Analysis of the Effect of Unexpected Outliers in the Classification of Spectroscopy Data
This addresses a practical issue in spectroscopy classification for chemical analysis, where collecting outlier data is infeasible, though it is incremental as it applies an existing one-sided approach to a specific domain.
The paper tackled the problem of multi-class classification being theoretically unsuited for tasks where some classes lack representative training data, by evaluating one-sided classifiers for identifying chlorinated solvents in spectroscopy data, finding that the one-sided k-NN algorithm is more robust to unexpected outliers compared to binary classifiers.

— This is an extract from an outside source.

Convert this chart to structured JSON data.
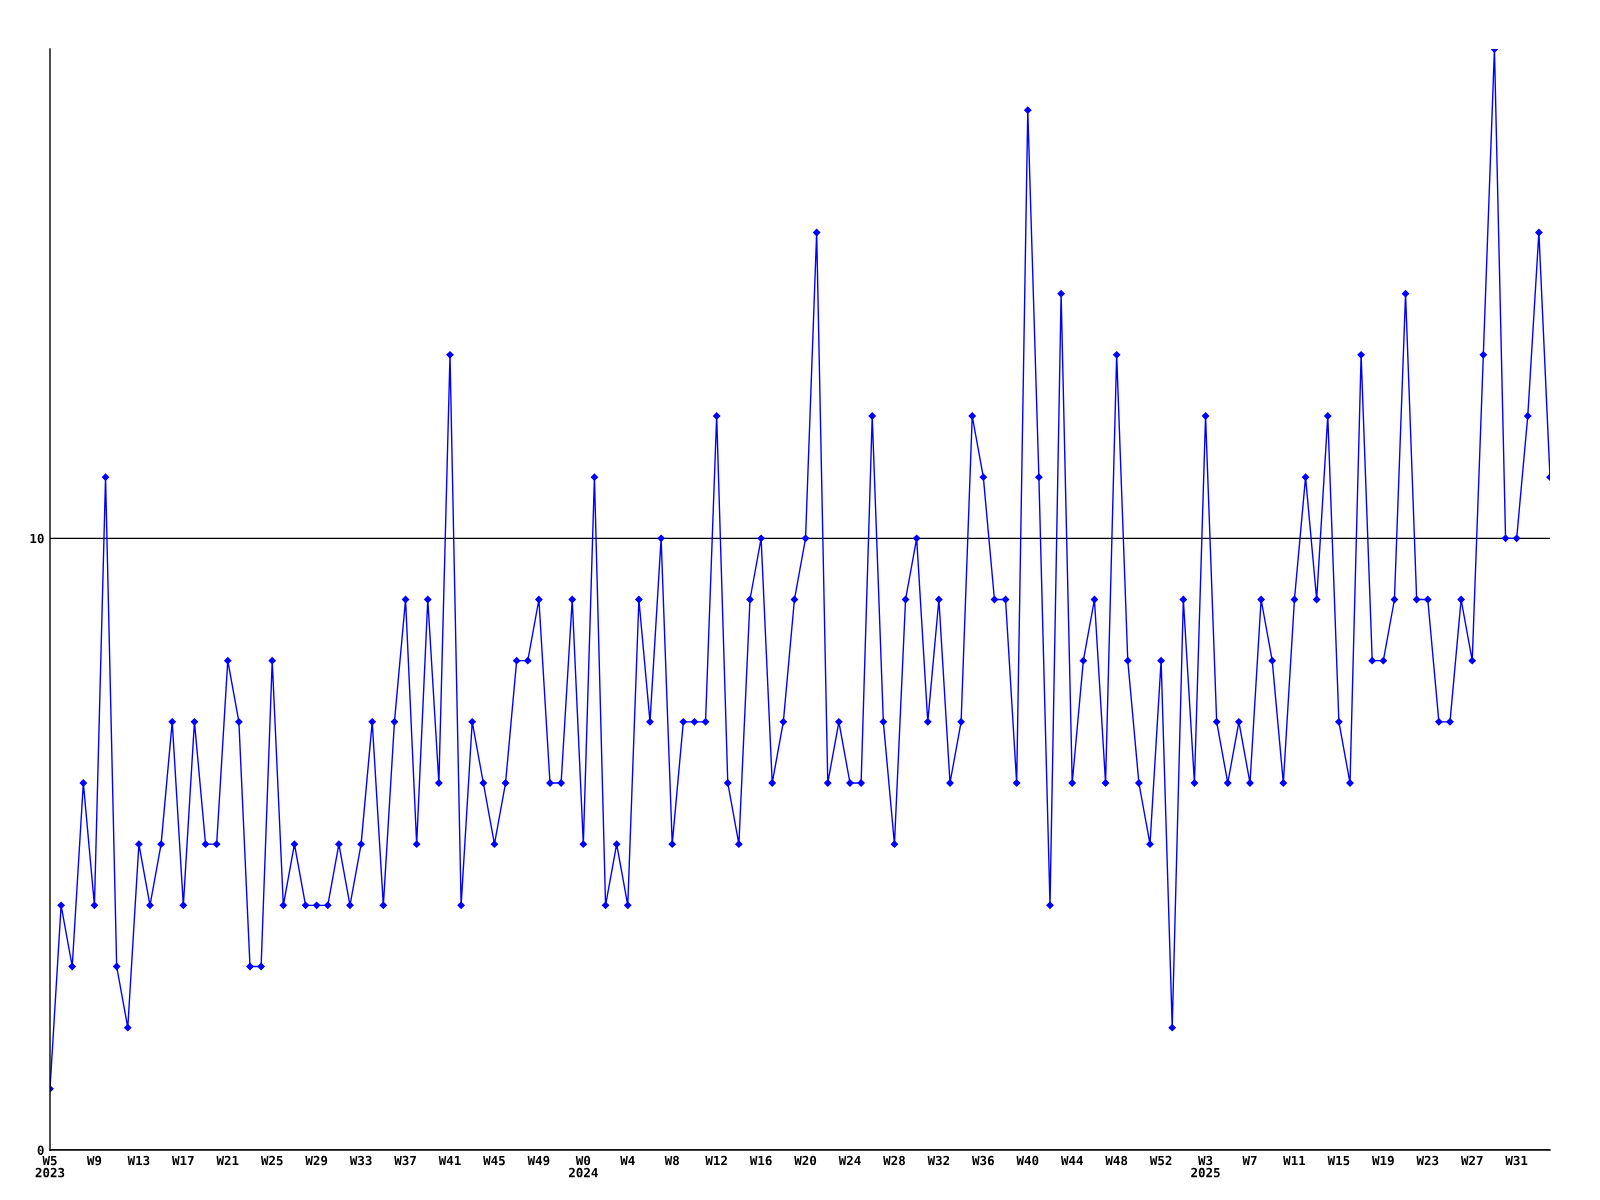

Multi-class classification algorithms are very widely used, but we argue that they are not always ideal from a theoretical perspective, because they assume all classes are characterized by the data, whereas in many applications, training data for some classes may be entirely absent, rare, or statistically unrepresentative. We evaluate one-sided classifiers as an alternative, since they assume that only one class (the target) is well characterized. We consider a task of identifying whether a substance contains a chlorinated solvent, based on its chemical spectrum. For this application, it is not really feasible to collect a statistically representative set of outliers, since that group may contain \emph{anything} apart from the target chlorinated solvents. Using a new one-sided classification toolkit, we compare a One-Sided k-NN algorithm with two well-known binary classification algorithms, and conclude that the one-sided classifier is more robust to unexpected outliers.